Samsung’s specialty in producing flash memory (also known as NAND) is another crucial benefit for Seagate, said Jim Kelleher, an analyst with Argus Research. Newer, thinner notebooks, like Apple’s MacBook Air and ultrabooks made by PC makers like Hewlett-Packard, use flash memory for storage.

Mr. Kelleher said, “This is a good deal for Seagate, as it provides a link with a leader in NAND flash at a time when Seagate must move into S.S.D.’s.” He said that without the deal, Seagate risked losing its dominance in supplying drives for PCs.
http://bits.blogs.nytimes.com/2011/1...g-acquisition/





Hard Drive Prices Slide as Thai Flood Aftermath Subsides

And SSD prices have dropped by 23% over the past year
Lucas Mearian

The price of the most popular hard disk drives are beginning to drop as inventories climb out of a deep hole that began in October after massive flooding shut down major production sites in Thailand.

Drive maker Western Digital was hardest hit by the flooding, with research firm IDC predicting that up to 75% of the company's production lines were temporarily shut down.

According to new information from ecommerce tracking site Dynamite Data, the top 50 hard drives on sites such as Newegg.com and Tigerdirect.com, leaped in price by 50% to 150% after the flooding. The price jump was kicked off in October when drive inventory levels plummeted 90% in less than a week, according to Kristopher Kubicki, data architect at Dynamite Data.

"The first flooding was Oct. 8 and within a week, two weeks at the most, almost all that inventory at distribution had dried up," Kubicki said. "I'm not sure if that was distributors getting the inventory recalled from them or if it was getting purchased that fast. I think consciously people moved it out of distribution and into system manufacturers."

Over the past few weeks, hard drive prices have leveled off and have begun to drop slowly, according to Dynamite's data.

"For first time, less than week after Western Digital's first [fabrication plant] went back on line, drive inventory began increasing at both distributors and ecommerce sites, and index prices began coming down a little too," Kubicki said.

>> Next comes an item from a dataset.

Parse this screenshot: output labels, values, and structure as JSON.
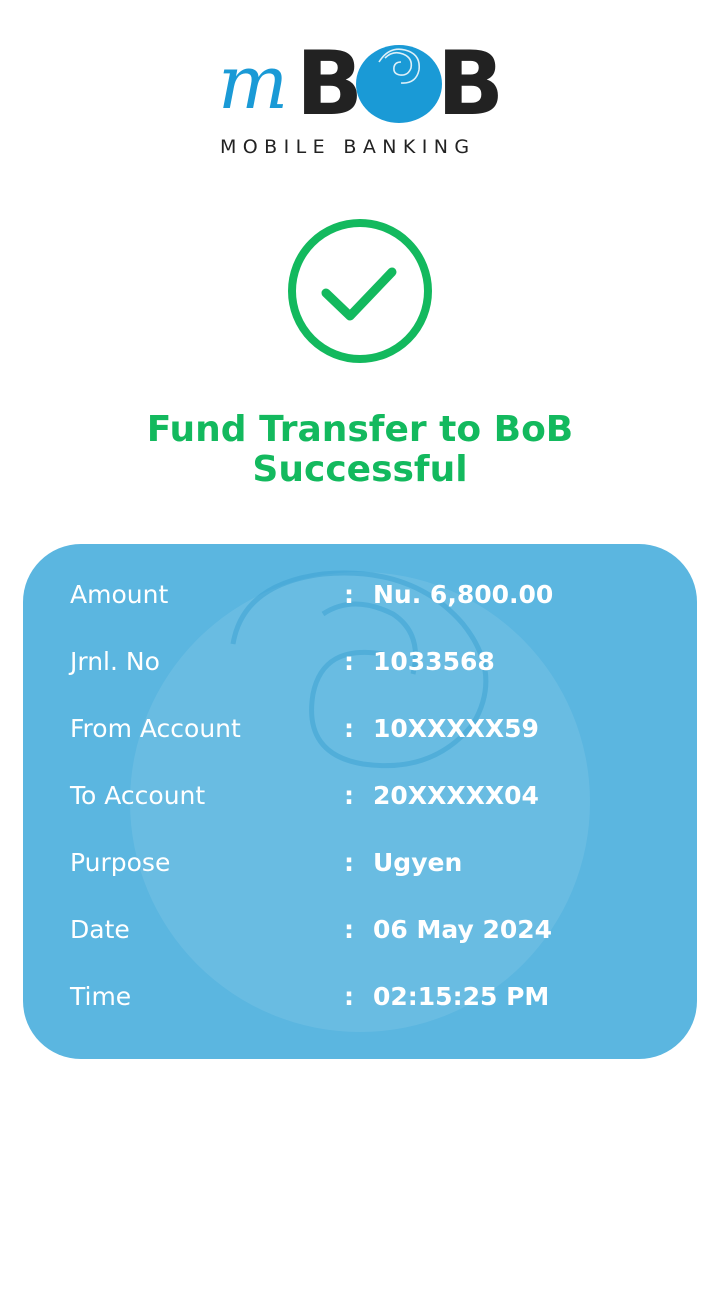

IDC has predicted that hard disk drive supply shortages in the wake of Thailand flooding would affect consumers, computer system manufacturers and corporate IT shops into 2013.

Fang Zhang, an analyst with market research firm IHS iSuppli, said he also saw "a few" HDD price drops -- especially in the retail market this month -- from the historical highs after the floods.

However, Zhang cautioned that certain drive inventories are still short, such as 500GB and 1TB capacity models for both desktop and notebook PCs.